In week 9 we looked at portfolio sites and I learned a lot about why they are great to have as well as the approach I should take and things to consider when designing my own. You can see my reflection on that lecture here. This lecture gave me a good grounding but I would still have to do some further research.
I first decided to consult the big book I bought a the start of this semester; ‘Designing Brand Identity’ by Alina Wheeler, since it has a couple pages on Websites in its touchpoint section. Although I did learn a good bit about the development process of a brand’s website by a team, I feel that it’s not really all that applicable to developing a personal portfolio site.
I then went on Pinterest to look for some inspiration. You can go here to see the board I made.
After that I looked at some real life examples like the portfolio sites of Sean Halpin, Poposhki, Edward Lim and Rachel Schmitz. The site that stood out to me the most was Sean Halpin’s as it leaves a really impactful first impression. Theres there’s animated eye that’s looking around and then it sort of zooms in on you which I found very striking. He also uses a really pretty iridescent looking gradient for the header type and these little curved cubes around the eye. I’m not sure if it’s just because my browser is in dark mode that the back ground is dark but having that iridescent gradient is very cool and striking. I also liked the footer and image layout of Poposhki’s and the colourful block of links in Rachel Schmitz’s.
Wire-framing and Prototyping
After I felt I had done enough research, I went and started wireframing. My initial idea was to give my portfolio site a fun and playful feel by having my about me section in the cloud with a butterfly and my footer under the sea with my eye-fish. I think I initially wanted to have a one page site where you could click on links to take you to specific projects or you could just keep scrolling through all of them.
When it came to sketching a much larger and more detailed paper prototype, I decided to do away with that idea and go for a multi-page site instead with a quick overview of linked images on my homepage.
From this paper prototype I went and made a digital prototype in illustrator.
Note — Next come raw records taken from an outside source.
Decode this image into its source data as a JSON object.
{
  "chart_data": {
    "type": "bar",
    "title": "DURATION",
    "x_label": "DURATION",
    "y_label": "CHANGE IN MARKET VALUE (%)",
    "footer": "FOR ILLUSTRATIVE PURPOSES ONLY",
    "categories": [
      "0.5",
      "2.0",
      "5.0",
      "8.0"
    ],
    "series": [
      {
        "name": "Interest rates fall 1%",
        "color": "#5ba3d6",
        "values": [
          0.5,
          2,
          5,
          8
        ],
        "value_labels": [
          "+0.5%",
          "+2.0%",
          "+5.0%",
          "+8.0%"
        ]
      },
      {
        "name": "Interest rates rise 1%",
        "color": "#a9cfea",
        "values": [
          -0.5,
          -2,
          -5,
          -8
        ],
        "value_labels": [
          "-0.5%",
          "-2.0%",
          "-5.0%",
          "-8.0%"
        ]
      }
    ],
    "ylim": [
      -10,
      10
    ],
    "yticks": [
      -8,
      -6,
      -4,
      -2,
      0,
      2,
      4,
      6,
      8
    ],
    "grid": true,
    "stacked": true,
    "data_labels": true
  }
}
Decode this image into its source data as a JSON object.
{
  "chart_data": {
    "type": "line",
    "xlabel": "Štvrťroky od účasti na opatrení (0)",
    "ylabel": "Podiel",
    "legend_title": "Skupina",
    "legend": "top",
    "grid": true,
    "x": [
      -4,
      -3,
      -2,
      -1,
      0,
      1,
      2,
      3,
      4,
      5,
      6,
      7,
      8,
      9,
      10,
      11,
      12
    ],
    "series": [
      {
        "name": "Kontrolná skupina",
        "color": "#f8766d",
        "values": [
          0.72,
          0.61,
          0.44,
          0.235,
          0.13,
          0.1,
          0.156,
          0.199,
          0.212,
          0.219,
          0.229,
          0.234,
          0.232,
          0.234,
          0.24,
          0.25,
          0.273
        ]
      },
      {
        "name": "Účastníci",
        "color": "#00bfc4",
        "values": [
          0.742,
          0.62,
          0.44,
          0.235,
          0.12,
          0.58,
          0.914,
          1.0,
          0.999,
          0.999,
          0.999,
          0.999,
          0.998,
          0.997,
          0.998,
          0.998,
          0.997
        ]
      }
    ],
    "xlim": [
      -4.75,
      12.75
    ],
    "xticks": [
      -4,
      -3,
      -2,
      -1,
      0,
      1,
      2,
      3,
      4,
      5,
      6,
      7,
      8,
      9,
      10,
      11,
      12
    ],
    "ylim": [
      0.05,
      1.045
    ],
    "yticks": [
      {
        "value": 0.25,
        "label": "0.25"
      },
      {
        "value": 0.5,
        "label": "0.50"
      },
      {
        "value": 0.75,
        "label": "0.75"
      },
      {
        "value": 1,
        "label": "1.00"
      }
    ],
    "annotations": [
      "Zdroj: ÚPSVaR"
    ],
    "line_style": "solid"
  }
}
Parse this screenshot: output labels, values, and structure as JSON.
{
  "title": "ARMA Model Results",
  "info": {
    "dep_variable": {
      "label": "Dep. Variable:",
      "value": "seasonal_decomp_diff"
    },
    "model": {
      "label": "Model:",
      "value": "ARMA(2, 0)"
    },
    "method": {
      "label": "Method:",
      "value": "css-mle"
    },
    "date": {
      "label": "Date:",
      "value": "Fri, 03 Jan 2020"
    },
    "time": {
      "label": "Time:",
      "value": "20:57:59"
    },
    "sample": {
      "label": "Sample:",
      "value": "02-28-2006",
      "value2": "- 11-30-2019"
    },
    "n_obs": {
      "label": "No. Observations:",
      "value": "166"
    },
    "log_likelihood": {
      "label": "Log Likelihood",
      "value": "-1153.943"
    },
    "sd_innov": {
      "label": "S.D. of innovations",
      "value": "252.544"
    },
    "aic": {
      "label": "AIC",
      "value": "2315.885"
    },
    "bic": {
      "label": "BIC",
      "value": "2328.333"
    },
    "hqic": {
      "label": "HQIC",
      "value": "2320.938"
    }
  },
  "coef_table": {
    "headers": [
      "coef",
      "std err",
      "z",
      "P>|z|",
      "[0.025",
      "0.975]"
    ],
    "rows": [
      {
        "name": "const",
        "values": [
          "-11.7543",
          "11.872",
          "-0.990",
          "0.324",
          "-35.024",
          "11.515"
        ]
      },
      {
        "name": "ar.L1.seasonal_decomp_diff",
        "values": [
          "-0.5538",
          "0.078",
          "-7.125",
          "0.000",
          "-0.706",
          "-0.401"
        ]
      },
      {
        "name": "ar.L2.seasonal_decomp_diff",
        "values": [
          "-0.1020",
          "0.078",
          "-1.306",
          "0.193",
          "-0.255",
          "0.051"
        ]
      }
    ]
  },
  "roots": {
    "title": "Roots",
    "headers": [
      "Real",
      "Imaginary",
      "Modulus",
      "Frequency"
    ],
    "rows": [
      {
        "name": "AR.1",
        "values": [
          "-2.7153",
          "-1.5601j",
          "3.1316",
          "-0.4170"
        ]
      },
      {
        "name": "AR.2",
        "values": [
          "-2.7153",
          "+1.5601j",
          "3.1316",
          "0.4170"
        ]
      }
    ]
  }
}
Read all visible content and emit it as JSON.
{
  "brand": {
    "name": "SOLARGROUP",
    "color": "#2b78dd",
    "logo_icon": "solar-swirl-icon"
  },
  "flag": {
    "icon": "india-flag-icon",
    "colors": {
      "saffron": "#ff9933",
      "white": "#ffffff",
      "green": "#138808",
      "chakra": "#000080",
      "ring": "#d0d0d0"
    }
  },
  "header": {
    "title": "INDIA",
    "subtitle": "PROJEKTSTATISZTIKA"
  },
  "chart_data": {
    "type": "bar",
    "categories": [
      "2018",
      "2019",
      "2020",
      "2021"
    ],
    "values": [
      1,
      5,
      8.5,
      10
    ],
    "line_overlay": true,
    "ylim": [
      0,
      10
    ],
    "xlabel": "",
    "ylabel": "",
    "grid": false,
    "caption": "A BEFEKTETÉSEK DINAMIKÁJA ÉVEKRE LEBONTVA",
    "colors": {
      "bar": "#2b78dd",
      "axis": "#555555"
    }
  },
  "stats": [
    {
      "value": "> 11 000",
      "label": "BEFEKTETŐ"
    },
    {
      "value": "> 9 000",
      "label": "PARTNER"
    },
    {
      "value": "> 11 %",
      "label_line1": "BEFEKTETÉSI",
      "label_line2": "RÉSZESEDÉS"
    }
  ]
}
I’d already established my brand colours so for this I spent some time changing those colours in, out and around to see where they’d work best and I landed on what you see below.
In week 11 we had group critiques of all our work to date and it was then that I received the general consensus that my site design had too much going on for a portfolio site. It’s meant to showcase my work after all, not be a piece of art work in its self. I kinda had a felt that it was a bit much but I took a chance, sometimes it pays off … this time it did not. It was almost like I was back to square.
Here are the critiques I got on Miro:
I was given the suggestion of redesigning it in similar style as my business card and brand guidelines. In retrospect, it’s insane to me that I didn’t consider doing that in the first place. I had a look at my brand guidelines and then did some quick wireframes.
I then made a digital prototype.
Then after receiving some feed back I altered the layout. I also put in my imagery. I wanted each block that takes you to one of my projects to look like a sticker had been plastered on it and I think I achieved that. The picture I used is the same as my linkedin. I’m definitely going to change it as it doesn’t really go with my colours and just generally the overall vibe I’m going for, but it’s the only decently taken photo I have that’s been taken fairly recently. It’s a place holder till I take something better essentially.
Now that I had a home page it was time to plan out my content pages. I wanted my brand page to incorporate a little bit of that first concept so I put the fish in the footer and a butterfly struggling to hold my monogram upright.
I then went and digitised them too.
After doing all that prototyping, it was time to get to grips with coding. I used my portfolio sight from IXD101 as base so that the bulk of the work would be done and all I’d have to do then is skin it. Except I ended up changing and cutting out so much of the original that I wondered if it would have been easier just to start from scratch and copy and paste the bits I needed from the old one. Anyway, it wasn’t insanely difficult for the most part but it did take me way longer than it should have to figure out how to make my make my icons SVGs. I also found it quite frustrating just generally making things go exactly where I want them to. I ended up having to make some a compromise with the footer since I had no idea for the life of me how to get the footer to look the way it. does in my prototype. I enlisted help from my dad who’s good at this html/css stuff but he couldn’t figure it out either. I left it as it is now but I’m definitely gonna revisit it over the summer to see if I can figure it out.
Here is the link to my GitHub repo: https://github.com/LauraFoy/ixd103
My Portfolio Website
Here’s my website homepage link: https://laurafoy.github.io/ixd103/portfolio_home.html
And here’s my full prototype pdf: portfolio-full-prototype
Theres still much to do in terms of making it complete. I’m definitely going to continue working on coding the other pages and perfecting that home page over the summer. Overall though, I’m really pleased with what I’ve accomplished here. I think my portfolio site design reflects my brand really well, just like my brand guidelines, which would make sense because they’re in the same style.